Development of a double-chambered right ventricle after repair of tetralogy of Fallot

A M Moran et al. J Am Coll Cardiol. 1998 Apr.
Free article

Abstract

Objectives: We sought to determine the frequency, etiology and progressive nature of midcavity obstruction in patients after primary repair of tetralogy of Fallot (TOF).

Background: Midcavity obstruction (double-chambered right ventricle [DCRV]) represents a significant portion of reoperations in patients who have had TOF repair. This group is still poorly defined.

Methods: A retrospective review of clinical, echocardiographic and catheterization data for all patients with TOF who later underwent reoperation for DCRV was performed.

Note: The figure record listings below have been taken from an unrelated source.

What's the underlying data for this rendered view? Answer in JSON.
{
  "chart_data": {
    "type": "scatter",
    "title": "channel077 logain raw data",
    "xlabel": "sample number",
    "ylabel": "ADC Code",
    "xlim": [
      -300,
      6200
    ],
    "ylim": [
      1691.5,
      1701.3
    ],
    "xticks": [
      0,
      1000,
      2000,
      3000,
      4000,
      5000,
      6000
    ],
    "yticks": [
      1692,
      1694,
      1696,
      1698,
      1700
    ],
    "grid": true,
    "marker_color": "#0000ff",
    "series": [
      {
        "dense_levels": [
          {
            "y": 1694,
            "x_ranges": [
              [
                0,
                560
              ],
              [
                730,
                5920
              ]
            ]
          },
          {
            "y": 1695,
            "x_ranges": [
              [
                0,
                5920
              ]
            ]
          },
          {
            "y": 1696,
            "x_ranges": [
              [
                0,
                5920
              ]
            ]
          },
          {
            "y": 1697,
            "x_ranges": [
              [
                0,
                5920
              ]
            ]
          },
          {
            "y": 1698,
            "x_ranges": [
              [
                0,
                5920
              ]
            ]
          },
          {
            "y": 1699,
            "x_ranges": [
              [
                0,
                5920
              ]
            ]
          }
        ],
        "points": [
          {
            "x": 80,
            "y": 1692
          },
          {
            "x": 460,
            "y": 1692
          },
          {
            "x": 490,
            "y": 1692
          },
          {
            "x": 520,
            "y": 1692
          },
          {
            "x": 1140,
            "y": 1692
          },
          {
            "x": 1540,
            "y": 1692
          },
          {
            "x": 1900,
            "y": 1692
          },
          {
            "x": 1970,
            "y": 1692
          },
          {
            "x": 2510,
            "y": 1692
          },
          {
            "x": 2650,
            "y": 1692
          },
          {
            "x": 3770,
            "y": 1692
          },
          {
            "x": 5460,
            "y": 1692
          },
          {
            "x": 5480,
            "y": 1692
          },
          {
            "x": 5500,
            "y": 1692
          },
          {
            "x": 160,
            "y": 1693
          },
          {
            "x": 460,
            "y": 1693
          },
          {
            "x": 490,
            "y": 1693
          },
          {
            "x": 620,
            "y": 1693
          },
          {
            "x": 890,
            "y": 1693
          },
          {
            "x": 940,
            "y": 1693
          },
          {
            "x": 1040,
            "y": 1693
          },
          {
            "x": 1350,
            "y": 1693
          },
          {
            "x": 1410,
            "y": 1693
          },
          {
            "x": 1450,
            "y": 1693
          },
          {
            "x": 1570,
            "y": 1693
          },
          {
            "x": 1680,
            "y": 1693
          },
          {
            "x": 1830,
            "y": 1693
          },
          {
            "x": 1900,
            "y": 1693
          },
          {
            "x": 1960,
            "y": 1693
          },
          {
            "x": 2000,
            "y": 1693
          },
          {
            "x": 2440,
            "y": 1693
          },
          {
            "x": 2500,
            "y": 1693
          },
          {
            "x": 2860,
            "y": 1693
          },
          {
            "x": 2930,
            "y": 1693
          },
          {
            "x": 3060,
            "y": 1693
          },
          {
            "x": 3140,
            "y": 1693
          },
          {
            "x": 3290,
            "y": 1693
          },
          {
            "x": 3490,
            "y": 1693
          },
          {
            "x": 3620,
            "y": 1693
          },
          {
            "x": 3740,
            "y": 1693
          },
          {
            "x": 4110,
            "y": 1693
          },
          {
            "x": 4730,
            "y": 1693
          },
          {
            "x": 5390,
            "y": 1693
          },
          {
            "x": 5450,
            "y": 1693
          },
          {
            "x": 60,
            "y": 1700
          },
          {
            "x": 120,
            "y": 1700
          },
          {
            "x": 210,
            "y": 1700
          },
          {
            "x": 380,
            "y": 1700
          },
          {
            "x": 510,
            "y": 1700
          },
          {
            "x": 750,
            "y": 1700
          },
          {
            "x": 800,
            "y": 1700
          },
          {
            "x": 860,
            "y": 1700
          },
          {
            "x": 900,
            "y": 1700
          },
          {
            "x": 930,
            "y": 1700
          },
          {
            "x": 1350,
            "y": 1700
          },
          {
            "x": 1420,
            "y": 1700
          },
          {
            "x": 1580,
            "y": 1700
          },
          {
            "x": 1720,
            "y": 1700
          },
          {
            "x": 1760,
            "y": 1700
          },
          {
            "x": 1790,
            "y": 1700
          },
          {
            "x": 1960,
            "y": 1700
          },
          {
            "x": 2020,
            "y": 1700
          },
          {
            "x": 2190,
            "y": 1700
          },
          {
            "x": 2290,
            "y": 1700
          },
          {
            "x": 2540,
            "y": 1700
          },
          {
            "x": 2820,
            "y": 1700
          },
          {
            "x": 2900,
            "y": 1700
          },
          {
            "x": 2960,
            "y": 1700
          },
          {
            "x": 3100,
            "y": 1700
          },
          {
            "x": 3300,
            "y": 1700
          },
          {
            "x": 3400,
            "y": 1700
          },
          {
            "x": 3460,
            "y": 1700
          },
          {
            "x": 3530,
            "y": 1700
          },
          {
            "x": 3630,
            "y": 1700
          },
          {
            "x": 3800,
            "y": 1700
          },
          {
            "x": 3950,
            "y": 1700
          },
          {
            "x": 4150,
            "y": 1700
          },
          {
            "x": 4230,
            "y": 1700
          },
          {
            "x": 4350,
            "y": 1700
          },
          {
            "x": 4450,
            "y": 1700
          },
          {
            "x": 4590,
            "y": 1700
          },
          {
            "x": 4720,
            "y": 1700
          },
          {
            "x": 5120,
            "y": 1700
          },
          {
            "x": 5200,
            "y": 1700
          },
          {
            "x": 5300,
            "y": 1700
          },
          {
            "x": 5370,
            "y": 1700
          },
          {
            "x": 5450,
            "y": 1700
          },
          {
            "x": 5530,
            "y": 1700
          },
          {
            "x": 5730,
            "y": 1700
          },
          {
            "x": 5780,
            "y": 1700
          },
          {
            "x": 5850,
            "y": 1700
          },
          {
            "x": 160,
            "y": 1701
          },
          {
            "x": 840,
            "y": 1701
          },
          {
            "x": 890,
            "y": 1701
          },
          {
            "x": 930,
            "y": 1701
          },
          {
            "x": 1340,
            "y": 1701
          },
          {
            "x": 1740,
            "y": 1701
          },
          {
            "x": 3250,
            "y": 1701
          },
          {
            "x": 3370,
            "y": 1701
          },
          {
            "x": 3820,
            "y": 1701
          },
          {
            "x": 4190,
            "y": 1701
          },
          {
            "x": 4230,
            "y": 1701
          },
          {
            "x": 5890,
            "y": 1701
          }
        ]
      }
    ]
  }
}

Results: Between 1973 and 1995, 552 children <2 years of age underwent primary TOF repair (median age 6.7 months). Long-term follow-up (median 50 months) was available in 308 children. Of these, 17 children subsequently developed DCRV requiring reoperation. The median age at initial operation was 7.9 months. During a median follow-up interval of 43.2 months, murmur intensity increased in all patients, and the average subpulmonary gradient at catheterization increased from 24+/-10 to 80+/-27 mm Hg in seven children (p = 0.002) and at Doppler echocardiography from 14+/-16 to 89+/-18 mm Hg in five children (p = 0.002). Before reoperation, 6 of the 17 children were symptomatic. During the operation (median age 55.4 months), obstruction was relieved by incision of hypertrophied anomalous muscle bundles in all 17 patients, with prominent fibrosis noted in 8 patients. Excessive septal and parietal hypertrophy was noted in one child. No new transannular patches were required. Recurrent obstruction has reappeared in 3 of these 17 children during follow-up.

Conclusions: DCRV is a medium-term complication of TOF repair in infants, with a minimal incidence of 3.1% (95% CI 1.8% to 4.9%). The condition is progressive and is due to anomalous muscle bundle hypertrophy or fibrosis, or both, which may represent displaced insertion of a moderator band. Further reobstruction does occur; continued careful follow-up is therefore essential.